States With the Highest Rents in 2022 | Best States

Rental markets for a one-bedroom apartment rose in states all across America in the last year, according to data from online listing marketplace Apartment List. The average rent estimate rose by at least 5% in all 47 reported states from June 2021 to June 2022, with 39 states seeing double-digit percent increases in that time. (Data is unavailable for Montana, West Virginia and Vermont.)

The nonpartisan data center USAFacts reports that for decades between 30% and 40% of U.S. households have been renting their homes. But nationwide rent surges disproportionately affect racial minorities, who rent at significantly higher rates than white Americans. According to U.S. Census data, less than 31% of white American households were renting their homes in 2019, compared to 59% of Black American households and 53% of Hispanic households. Black American households account for 20% of renter-occupied housing units despite making up just 8% of households overall.

Renters can expect to find the highest one-bedroom rents mostly in coastal states, with Hawaii’s average figure of $1,823 leading all reporting states and New York coming in next-highest at $1,703. After Hawaii, 12 of the top 13 states are located on the coasts, with 9th-ranked Colorado the lone exception.

These are the states with the highest one-bedroom rent estimates, according to Apartment List: 

  1. Hawaii ($1,823)
  2. New York ($1,703)
  3. California ($1,648)
  4. New Jersey ($1,516)
  5. Florida ($1,426)
  6. Massachusetts ($1,423)
  7. Virginia ($1,412)
  8. Maryland ($1,406)
  9. Colorado ($1,384)
  10. Washington ($1,360)

Every state in the dataset experienced higher rent estimates in June 2022 than a year prior.
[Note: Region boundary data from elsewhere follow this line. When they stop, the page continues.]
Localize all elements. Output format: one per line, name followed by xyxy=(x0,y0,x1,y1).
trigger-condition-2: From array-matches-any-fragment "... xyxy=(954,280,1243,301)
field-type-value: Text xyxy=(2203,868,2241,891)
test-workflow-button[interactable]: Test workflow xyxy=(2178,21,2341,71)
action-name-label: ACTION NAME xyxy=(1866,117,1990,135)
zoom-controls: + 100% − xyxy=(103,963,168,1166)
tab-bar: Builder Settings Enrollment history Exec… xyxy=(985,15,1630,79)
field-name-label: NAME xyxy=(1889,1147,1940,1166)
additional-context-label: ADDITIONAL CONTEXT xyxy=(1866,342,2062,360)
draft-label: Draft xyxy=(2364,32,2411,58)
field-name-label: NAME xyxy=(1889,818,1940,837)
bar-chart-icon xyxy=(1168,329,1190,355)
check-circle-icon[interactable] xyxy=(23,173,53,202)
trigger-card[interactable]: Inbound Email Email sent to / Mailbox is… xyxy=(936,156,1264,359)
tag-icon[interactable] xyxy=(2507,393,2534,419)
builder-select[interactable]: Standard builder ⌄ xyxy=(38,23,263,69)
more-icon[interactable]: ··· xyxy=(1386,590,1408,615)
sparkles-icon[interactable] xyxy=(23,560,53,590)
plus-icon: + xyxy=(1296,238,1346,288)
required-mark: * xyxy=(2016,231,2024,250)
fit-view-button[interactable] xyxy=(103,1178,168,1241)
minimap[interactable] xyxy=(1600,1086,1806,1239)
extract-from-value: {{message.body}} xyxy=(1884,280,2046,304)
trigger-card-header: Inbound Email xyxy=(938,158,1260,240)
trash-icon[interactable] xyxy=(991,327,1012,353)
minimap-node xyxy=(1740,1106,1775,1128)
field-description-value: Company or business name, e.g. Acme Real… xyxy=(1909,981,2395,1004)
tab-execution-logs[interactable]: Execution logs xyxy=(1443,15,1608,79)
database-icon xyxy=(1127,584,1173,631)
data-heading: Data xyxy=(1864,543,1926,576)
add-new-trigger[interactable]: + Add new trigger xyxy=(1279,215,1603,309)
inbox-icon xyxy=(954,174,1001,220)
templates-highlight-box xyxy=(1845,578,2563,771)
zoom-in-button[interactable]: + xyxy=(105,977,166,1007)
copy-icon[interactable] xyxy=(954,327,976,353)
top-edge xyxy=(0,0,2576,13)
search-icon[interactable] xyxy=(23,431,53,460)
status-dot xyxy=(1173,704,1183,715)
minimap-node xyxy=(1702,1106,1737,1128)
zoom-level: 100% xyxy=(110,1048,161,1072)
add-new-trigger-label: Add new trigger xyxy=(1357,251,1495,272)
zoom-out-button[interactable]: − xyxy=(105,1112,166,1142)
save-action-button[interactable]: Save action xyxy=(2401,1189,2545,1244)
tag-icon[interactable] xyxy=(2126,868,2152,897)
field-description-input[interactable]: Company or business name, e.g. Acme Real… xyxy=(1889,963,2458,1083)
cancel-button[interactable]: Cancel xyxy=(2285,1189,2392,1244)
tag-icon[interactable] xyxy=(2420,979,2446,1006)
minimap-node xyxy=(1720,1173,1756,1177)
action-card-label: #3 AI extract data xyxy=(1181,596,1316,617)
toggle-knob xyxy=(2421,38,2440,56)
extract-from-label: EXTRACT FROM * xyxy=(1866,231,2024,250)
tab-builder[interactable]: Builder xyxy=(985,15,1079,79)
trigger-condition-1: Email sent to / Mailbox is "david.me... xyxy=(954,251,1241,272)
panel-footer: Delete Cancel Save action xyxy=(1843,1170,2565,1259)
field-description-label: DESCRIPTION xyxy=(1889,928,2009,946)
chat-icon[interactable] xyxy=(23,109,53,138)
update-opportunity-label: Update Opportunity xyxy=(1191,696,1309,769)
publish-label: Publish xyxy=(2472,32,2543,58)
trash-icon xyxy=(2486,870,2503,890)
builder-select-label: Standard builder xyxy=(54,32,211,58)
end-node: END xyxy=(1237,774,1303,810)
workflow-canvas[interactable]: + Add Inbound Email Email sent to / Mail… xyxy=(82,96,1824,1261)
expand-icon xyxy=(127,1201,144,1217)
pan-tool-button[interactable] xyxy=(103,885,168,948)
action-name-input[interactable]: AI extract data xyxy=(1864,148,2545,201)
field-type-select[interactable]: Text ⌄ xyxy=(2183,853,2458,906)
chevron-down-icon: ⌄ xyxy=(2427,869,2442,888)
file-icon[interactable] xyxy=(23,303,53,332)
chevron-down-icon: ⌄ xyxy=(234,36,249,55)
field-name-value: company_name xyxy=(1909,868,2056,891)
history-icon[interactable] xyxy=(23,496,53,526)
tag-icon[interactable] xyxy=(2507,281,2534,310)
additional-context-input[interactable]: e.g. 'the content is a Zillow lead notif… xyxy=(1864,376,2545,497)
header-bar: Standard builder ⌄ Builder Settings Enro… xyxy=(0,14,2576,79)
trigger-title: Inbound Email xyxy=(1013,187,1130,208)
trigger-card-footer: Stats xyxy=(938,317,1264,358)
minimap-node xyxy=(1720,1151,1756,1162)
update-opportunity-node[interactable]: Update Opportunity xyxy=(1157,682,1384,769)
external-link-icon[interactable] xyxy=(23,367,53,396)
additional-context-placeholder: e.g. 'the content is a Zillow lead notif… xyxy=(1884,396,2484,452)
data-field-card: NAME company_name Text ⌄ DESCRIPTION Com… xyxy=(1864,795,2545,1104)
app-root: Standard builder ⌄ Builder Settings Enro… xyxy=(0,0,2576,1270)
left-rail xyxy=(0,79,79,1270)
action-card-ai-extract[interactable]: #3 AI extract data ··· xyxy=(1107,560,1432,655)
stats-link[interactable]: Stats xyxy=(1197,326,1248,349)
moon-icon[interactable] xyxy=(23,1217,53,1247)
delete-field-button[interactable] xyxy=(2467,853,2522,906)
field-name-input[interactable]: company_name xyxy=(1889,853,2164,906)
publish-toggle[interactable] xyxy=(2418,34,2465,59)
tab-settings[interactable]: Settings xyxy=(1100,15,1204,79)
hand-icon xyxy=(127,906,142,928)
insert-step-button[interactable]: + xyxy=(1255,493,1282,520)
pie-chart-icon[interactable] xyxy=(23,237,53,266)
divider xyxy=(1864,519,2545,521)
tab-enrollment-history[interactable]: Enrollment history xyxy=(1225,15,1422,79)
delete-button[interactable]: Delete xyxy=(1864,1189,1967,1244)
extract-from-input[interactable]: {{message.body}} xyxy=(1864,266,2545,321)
Florida’s rents surged the most both in terms of absolute increase and by percentage increase, with the one-bedroom estimates rising 22.6% ($263) year-over-year. Tennessee (18.6%), South Dakota (18.4%), New York (18.2%) and North Carolina (18.0%) rounded out the top five most pronounced percentage increases.

Most states have experienced even more pronounced increases since the start of the pandemic, including dramatic spikes in many Western states known for their natural beauty. From March 2020 through June, Idaho (45.8%), New Mexico (34.9%), Arizona (34.7%), Nevada (33.3%) and Utah (30.2%) all saw one-bedroom estimates increase by over 30%. Altogether, 45 of the 47 states saw rent prices increase by more than 10% over the 27-month period.

These states’ one-bedroom rent estimates increased the most since the start of the pandemic, according to Apartment List: 

  1. Idaho (45.8%)
  2. Florida (36.9%)
  3. Maine (35.3%)
  4. New Mexico (34.9%)
  5. Arizona (34.7%)
  6. New Hampshire (34.5%)
  7. Delaware (33.7)
  8. Nevada (33.3)
  9. Rhode Island (31.7%)
  10. Utah (30.2%)

At the onset of the pandemic, renters were protected by a federal moratorium on evictions, first as a provision in the Coronavirus Aid, Relief and Economic Security (CARES) Act and then imposed by the Centers for Disease Control and Prevention. In August 2021, the Supreme Court ruled the CDC’s moratorium unconstitutional.